Well, the students are back. For us security officers, it’s a love-hate relationship – you love ‘em because they’re young and enthusiastic and they help pay your salary, but you hate ‘em because they bring all kinds of malware to campus. So it’s no surprise that as soon as the semester began I started getting reports of malware spreading via USB flash drives, the first of which was reported by IT support staff who helped students in the residence halls.

To date, we have submitted to Trend Micro three different examples of malware found on USB flash drives at K-State, and in all cases Trend had a solution within 2-3 hours. However, much damage can occur in the time it takes that solution to be distributed to all computers on campus, so something more needs to be done.

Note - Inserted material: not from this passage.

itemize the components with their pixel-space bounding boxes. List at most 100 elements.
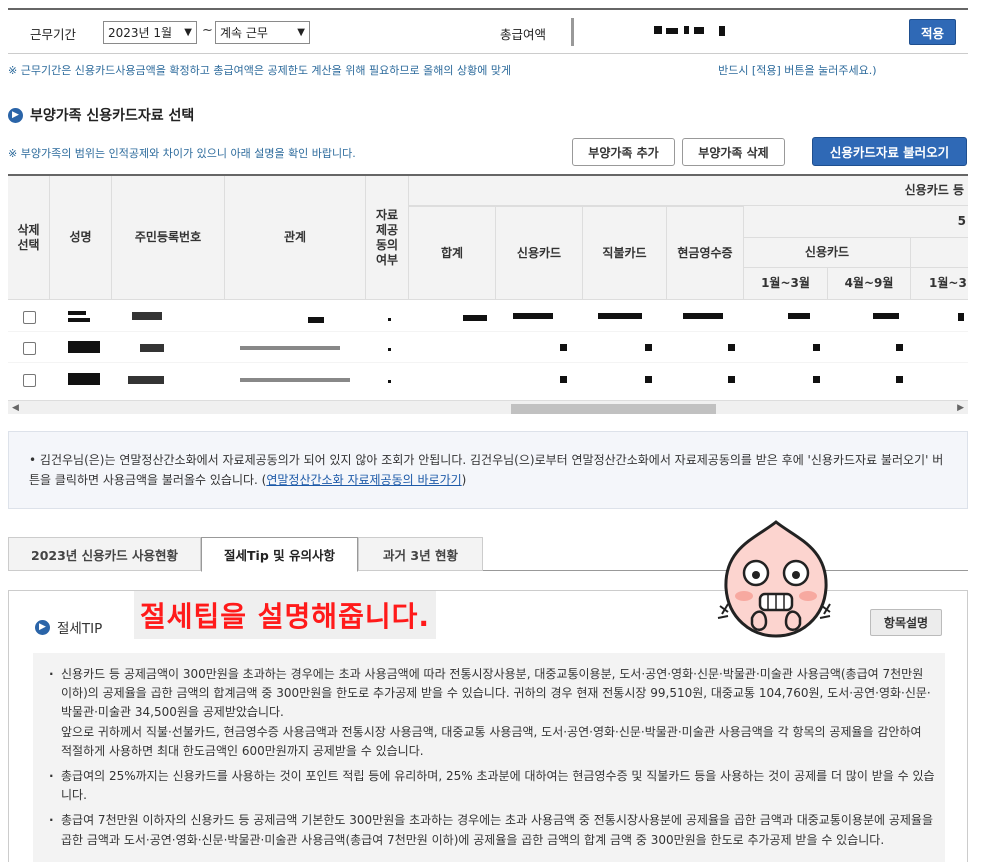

To prevent infection by a USB flash drive, I STRONGLY encourage EVERYONE to disable autorun/autoplay on your Windows computers. Ask your IT support person to do this for you if they haven’t already. If you manage your own computer, do a Google search for “disable autorun” and add your particular version of Windows (for example, “disable autorun windows xp”) to find instructions on how to do it. Microsoft has a useful knowledgebase article on the topic.

Disabling Autorun/Autoplay will also be demonstrated at the IT security roundtable at 9-10:30 a.m. Friday, Sept. 11, in Union 213.

Note that this disables autoplay on ALL removable storage, including CDs and DVDs. This is a little less convenient for the user, because when you put in a CD to install new software or a DVD to watch a movie, it will not automatically start up. But neither will malicious software on the student’s thumb drive you plug into your computer, so it’s worth it! Manually starting your movie is much easier than rebuilding an infected computer!

If you find malicious software on a USB flash drive or elsewhere, and Trend Micro OfficeScan does not detect it, please submit it ASAP via K-State’s new malware submission form at SecureIT.k-state.edu/ReportMalware.html.